Woo was thrilled at the invitation to speak at Tzu Chi Foundation because of its decades-long reputation as a leading worldwide charity. Tzu Chi was founded in Taiwan in 1966 by the Taiwanese Buddhist Master Zheng Yan. The organization was originally led by a group of 30 housewives who raised funds for its work by selling crafts made by hand and saving money in makeshift "piggy banks" created out of sections of bamboo stalks. The organization has grown immensely, and today Tzu Chi boasts 10 million members in 47 countries.

In the United States, Tzu Chi Foundation's work has included providing assistance to people affected by natural disasters and major accidents, such as Hurricane Katrina and the California wildfires. Internationally, the group has provided on-the-ground assistance following earthquakes, tsunamis and other disasters affecting many countries, including China, Indonesia and Haiti. Relief has included providing drinking water, food (including an instant rice that can be prepared with hot or cold water), blankets made of recycled water bottles, and even mobile housing units and prepaid cards to disaster victims. In California, Tzu Chi's mobile dental clinic and health care clinic are very popular with low-income, uninsured consumers.

After planning the Tzu Chi presentation to coincide with her media work in Southern California during early December, Woo braved one of Los Angeles's coldest storms of the year (always headline news in those parts) to meet an eager group of senior citizen participants at Tzu Chi Foundation's center in El Monte.

During her presentation, Woo spoke on senior-specific scams and frauds. She explained how seniors can avoid becoming fraud victims by learning to recognize a scam when they see or hear it. One typical scam Woo discussed was the so-called "tour scam," where scammers persuade victims to travel to places like Hawaii before inundating them with high-pressure sales tactics, prompting them to buy property, land or merchandise.

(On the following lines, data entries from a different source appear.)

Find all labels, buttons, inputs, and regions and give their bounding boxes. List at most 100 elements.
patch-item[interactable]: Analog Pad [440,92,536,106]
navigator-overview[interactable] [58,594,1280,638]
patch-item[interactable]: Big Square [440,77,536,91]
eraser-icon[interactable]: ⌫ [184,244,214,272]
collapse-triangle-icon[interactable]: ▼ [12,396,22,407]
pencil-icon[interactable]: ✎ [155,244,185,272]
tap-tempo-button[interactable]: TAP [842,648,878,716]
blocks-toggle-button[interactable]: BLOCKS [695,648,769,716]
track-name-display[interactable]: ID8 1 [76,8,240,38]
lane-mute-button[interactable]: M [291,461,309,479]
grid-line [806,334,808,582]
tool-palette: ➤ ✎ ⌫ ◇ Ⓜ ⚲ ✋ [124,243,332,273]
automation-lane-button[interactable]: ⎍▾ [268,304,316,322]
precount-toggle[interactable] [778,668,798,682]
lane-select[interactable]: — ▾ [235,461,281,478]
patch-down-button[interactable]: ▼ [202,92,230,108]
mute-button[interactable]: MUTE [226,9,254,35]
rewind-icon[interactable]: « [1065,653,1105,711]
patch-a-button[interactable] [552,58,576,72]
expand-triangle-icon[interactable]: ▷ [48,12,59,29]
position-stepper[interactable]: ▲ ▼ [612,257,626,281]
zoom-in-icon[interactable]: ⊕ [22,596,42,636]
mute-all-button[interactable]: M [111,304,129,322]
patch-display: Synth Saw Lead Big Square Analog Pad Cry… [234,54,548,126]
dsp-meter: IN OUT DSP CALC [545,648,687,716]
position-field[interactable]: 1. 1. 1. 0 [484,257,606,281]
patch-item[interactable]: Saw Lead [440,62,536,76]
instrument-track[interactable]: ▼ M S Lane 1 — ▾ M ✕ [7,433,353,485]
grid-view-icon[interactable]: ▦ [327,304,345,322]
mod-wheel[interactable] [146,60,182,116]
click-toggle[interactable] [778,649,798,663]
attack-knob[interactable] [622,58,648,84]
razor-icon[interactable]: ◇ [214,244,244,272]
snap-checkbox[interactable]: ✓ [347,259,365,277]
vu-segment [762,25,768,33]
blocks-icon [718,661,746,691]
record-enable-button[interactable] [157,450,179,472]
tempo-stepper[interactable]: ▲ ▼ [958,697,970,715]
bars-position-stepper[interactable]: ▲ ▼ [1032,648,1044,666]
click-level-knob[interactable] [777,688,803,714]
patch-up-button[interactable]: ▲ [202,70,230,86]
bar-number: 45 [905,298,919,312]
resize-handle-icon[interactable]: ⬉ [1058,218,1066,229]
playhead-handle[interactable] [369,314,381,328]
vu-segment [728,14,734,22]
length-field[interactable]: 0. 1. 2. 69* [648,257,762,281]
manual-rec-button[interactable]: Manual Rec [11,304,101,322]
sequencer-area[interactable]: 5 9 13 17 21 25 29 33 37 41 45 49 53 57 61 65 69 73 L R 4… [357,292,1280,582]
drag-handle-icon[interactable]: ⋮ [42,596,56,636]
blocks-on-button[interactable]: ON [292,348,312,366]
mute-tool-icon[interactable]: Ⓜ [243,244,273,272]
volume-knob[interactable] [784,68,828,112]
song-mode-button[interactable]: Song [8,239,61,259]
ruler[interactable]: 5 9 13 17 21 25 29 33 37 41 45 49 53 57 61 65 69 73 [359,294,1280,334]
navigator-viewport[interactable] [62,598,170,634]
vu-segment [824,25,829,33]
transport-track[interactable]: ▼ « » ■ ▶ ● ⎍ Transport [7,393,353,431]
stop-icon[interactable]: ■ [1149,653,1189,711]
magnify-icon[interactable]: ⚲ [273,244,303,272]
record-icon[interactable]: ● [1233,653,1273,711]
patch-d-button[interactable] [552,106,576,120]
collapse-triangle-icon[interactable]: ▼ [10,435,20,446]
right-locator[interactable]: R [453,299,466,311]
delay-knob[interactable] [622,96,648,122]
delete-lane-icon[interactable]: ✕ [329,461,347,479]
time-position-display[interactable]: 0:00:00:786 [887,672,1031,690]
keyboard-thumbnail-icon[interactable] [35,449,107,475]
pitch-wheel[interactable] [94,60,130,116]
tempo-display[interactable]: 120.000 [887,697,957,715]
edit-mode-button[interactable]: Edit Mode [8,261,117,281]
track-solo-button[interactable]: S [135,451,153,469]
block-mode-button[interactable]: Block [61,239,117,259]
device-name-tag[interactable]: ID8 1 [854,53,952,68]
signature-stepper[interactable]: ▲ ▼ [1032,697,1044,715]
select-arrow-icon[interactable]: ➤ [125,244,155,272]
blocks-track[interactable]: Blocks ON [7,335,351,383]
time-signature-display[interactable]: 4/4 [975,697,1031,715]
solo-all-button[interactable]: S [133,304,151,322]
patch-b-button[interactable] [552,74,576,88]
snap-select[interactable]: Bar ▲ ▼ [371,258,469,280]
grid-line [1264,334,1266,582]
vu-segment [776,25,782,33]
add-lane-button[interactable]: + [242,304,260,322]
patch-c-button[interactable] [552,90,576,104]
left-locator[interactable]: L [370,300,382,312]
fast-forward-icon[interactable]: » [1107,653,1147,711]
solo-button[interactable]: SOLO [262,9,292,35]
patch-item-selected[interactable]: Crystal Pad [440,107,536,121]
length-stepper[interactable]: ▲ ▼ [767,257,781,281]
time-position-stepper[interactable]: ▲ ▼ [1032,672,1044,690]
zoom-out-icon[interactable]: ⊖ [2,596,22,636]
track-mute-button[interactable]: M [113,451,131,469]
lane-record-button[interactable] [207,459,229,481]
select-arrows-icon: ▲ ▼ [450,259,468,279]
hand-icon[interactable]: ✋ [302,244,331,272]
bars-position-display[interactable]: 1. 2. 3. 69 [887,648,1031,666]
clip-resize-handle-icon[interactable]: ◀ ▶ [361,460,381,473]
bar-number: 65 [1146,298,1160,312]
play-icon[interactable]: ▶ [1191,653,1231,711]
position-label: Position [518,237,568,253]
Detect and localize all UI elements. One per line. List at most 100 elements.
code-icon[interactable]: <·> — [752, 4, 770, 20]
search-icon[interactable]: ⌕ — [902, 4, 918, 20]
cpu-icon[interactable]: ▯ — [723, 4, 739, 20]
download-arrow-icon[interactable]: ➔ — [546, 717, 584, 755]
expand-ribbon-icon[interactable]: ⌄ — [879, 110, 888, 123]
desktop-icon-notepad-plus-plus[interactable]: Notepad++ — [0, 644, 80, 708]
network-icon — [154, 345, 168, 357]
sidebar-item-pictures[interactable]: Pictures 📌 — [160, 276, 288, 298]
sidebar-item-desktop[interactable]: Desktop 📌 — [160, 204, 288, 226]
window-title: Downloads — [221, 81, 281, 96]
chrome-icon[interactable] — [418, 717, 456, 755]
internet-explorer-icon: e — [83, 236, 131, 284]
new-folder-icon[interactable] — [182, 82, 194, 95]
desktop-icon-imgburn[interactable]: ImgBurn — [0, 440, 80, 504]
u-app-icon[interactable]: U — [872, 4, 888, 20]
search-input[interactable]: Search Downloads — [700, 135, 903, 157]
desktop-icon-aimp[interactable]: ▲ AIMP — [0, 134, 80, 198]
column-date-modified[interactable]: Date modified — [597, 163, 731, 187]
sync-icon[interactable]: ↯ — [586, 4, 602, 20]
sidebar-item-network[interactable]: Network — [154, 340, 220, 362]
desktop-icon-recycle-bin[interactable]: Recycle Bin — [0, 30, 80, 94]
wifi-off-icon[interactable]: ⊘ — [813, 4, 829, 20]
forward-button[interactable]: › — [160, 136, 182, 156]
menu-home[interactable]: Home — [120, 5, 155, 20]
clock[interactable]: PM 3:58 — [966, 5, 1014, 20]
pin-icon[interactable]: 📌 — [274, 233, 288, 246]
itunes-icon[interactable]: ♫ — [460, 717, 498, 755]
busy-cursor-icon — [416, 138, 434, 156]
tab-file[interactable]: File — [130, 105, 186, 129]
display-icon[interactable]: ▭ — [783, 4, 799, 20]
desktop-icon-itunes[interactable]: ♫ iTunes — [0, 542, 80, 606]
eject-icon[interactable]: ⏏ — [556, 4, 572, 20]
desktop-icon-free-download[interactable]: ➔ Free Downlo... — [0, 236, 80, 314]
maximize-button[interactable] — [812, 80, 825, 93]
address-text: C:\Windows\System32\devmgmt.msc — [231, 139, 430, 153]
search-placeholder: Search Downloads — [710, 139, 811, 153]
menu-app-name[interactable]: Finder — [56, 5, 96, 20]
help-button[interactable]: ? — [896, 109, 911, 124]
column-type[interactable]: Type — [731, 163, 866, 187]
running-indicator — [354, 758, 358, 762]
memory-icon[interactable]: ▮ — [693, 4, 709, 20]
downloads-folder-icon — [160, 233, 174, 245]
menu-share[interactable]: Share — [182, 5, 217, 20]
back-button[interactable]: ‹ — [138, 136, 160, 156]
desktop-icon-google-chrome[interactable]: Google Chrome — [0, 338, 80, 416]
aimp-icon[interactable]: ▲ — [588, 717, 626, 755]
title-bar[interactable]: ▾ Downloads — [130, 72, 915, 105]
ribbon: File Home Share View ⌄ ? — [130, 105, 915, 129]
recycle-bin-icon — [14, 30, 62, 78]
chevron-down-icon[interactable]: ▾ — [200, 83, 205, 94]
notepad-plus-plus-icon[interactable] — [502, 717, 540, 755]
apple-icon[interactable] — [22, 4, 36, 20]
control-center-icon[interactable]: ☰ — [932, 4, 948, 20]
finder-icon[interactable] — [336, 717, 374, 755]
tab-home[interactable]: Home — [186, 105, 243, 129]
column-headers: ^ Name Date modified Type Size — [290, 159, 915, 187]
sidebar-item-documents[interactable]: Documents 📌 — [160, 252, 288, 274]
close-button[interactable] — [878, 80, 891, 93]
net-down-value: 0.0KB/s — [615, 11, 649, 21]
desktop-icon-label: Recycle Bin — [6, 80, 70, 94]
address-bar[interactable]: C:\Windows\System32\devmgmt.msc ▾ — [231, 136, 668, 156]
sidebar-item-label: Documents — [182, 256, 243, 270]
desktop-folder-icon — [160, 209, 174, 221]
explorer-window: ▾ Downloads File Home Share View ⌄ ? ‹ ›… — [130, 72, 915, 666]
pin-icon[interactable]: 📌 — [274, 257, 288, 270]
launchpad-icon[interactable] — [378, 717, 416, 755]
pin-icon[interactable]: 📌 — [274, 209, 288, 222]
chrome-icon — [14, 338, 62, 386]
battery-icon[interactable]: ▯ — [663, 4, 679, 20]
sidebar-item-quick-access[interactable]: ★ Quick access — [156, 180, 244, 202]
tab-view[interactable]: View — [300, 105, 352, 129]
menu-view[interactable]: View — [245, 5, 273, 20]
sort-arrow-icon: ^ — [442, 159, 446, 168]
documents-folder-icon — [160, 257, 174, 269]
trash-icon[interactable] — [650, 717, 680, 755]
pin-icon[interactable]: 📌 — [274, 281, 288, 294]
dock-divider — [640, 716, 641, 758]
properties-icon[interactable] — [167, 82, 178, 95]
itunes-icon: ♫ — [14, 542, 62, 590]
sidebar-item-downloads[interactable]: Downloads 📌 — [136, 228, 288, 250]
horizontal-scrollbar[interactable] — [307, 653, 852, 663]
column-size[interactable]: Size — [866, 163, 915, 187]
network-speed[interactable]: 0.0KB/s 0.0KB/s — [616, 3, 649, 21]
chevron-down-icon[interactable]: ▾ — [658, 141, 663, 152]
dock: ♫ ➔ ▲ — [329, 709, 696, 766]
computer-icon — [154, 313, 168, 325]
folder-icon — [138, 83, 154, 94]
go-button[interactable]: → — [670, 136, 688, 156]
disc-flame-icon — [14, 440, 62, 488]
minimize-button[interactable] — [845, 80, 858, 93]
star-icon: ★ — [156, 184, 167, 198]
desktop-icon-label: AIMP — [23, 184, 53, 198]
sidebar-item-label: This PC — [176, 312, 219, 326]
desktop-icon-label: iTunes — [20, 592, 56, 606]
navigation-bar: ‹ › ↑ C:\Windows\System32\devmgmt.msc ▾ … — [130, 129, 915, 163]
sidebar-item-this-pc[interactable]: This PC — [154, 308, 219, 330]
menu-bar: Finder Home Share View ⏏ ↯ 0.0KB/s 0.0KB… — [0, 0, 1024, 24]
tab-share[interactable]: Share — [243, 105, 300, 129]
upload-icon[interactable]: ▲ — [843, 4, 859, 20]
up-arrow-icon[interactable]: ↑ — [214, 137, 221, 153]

Woo also described a case where a "senior support center" serving the Chinese community had requested monthly payments for future funeral expenses, without any written agreement or record. When the center shut down, seniors had little chance of recouping the funds they had contributed.

Woo emphasized that in some situations, unfamiliarity with a product or simply with how things work in the U.S. can lead to victimization. Woo shared a story about a consumer call she received on a radio show. The caller was ready to invest in Bitcoin based on the recommendation of an acquaintance. The caller, however, had no idea what Bitcoin was, did not understand it as an investment and didn't speak a word of English—a recipe for a bad outcome.

As for unfamiliarity with U.S. formalities, Woo explained that some people in the Chinese community don't understand the significance of signing their name to a document.

Woo explained to INSIDER that some Chinese seniors might not think a contract or other document they've signed is binding or legitimate if they haven't "stamped it" with their personalized seal or "chop stamp." They may be accustomed to such a stamp being required to legitimize formal, legally binding documents in their home country. (A chop stamp serves as a unique identifier, with the bearer’s name engraved in wood or jade.)

Tzu Chi workshop attendees appreciated the information Woo handed out, including Consumer Action's Chinese publications on identity theft, senior fraud, the California LifeLine program and a brochure detailing Consumer Action's multilingual education and advocacy work across the country. Woo also left participants with tips related to credit reports, credit scores and credit freezes; protecting personal information and data; avoiding telemarketers' calls; online safety and internet shopping; and more. Participants repeatedly asked Woo when she would be returning.

“I was glad for the opportunity to give my first Los Angeles-area presentation,” Woo said. “Being in a room with a large group of people—wide-eyed and ready to learn—is always a rewarding and humbling experience."